Monochromatic generating sets in groups and other algebraic structures

TL;DR

This paper introduces the concept of the generating chromatic number in groups, characterizes it for various classes, and explores its applications to vector spaces and fields, revealing differences between nilpotent and solvable groups.

Contribution

It provides new characterizations of the generating chromatic number for groups, especially nilpotent ones, and extends the concept to algebraic structures like vector spaces and fields.

Findings

Characterization of groups with infinite generating chromatic number

Complete characterization for nilpotent groups' chromatic numbers

Examples showing non-generalizability to solvable groups

Abstract

The \emph{generating chromatic number} of a group $G$, $\chigen(G)$, is the maximum number of colors $k$ such that there is a monochromatic generating set for each coloring of the elements of $G$ in $k$ colors.

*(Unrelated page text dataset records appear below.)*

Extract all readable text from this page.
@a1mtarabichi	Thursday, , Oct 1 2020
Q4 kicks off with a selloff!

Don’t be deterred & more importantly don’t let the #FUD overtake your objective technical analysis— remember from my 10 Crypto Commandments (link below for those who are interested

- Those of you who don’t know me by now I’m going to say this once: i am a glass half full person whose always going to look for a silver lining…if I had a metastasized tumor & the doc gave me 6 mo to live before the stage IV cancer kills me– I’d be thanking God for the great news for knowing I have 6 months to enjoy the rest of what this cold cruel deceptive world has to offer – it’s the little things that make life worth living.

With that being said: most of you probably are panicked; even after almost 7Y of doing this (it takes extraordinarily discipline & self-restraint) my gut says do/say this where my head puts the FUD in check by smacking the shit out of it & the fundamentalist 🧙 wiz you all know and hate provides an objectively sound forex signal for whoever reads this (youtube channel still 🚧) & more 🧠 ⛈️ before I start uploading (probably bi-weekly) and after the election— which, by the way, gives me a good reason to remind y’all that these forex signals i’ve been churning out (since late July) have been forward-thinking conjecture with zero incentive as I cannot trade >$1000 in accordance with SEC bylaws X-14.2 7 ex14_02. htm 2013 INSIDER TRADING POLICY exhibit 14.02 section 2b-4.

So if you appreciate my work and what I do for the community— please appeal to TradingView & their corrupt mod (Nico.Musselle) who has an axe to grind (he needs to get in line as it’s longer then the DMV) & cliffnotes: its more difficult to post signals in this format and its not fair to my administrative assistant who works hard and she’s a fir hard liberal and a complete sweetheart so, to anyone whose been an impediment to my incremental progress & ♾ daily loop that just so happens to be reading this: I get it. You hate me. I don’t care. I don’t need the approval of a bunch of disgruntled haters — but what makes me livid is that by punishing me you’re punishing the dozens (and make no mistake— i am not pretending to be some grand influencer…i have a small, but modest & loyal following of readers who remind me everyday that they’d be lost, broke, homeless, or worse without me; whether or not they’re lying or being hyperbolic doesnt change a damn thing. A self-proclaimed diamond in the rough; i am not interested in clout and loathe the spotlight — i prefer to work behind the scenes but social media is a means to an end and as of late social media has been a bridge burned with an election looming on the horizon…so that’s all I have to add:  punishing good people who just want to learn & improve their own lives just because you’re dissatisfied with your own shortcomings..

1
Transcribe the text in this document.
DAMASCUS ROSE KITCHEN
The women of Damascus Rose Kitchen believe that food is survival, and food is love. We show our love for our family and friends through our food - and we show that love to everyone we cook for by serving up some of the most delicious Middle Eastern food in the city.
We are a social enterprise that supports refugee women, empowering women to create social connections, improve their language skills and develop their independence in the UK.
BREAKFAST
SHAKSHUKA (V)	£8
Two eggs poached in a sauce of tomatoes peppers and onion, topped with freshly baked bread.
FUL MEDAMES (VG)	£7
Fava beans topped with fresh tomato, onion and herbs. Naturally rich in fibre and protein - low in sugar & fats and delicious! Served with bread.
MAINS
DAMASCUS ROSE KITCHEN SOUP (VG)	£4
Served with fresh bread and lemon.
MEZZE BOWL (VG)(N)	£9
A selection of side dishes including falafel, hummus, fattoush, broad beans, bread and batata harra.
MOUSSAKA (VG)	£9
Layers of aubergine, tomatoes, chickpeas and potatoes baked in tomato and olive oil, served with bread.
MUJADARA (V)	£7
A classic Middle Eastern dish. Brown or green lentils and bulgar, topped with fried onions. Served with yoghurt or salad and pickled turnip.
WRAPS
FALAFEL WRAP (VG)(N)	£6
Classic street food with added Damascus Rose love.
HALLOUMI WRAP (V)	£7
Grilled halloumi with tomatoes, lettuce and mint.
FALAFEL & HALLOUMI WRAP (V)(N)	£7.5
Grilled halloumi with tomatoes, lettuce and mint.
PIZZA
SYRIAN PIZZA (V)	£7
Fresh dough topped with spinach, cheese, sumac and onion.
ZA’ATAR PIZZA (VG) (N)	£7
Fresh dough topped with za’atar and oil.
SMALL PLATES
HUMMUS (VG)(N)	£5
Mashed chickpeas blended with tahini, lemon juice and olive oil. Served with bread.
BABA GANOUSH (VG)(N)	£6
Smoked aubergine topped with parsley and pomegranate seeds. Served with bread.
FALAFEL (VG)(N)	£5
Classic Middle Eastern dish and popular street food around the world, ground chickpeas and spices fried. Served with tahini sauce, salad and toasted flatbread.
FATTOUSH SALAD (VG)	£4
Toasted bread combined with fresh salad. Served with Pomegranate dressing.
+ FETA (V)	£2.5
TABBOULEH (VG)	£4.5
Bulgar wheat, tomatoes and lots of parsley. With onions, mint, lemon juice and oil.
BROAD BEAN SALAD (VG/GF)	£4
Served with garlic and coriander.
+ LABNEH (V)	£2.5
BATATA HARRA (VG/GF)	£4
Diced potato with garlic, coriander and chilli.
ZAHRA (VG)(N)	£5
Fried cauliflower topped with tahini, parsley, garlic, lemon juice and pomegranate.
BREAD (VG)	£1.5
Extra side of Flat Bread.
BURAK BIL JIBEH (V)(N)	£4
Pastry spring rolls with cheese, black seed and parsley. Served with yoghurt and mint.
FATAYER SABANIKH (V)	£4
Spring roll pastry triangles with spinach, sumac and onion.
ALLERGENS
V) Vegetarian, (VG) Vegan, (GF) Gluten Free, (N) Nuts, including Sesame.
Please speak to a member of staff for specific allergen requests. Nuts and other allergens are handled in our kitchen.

If no such maximal $k$ exists, we set $\chigen(G)=\infty$. Equivalently, $\chigen(G)$ is the maximal number $k$ such that there is no cover of $G$ by proper subgroups ($\infty$ if there is no such maximal $k$). We provide characterizations, for arbitrary gruops, in the cases $\chigen(G)=\infty$ and $\chigen(G)=2$. For nilpotent groups (in particular, for abelian ones), all possible chromatic numbers are characterized. Examples show that the characterization for nilpotent groups do not generalize to arbitrary solvable groups. We conclude with applications to vector spaces and fields.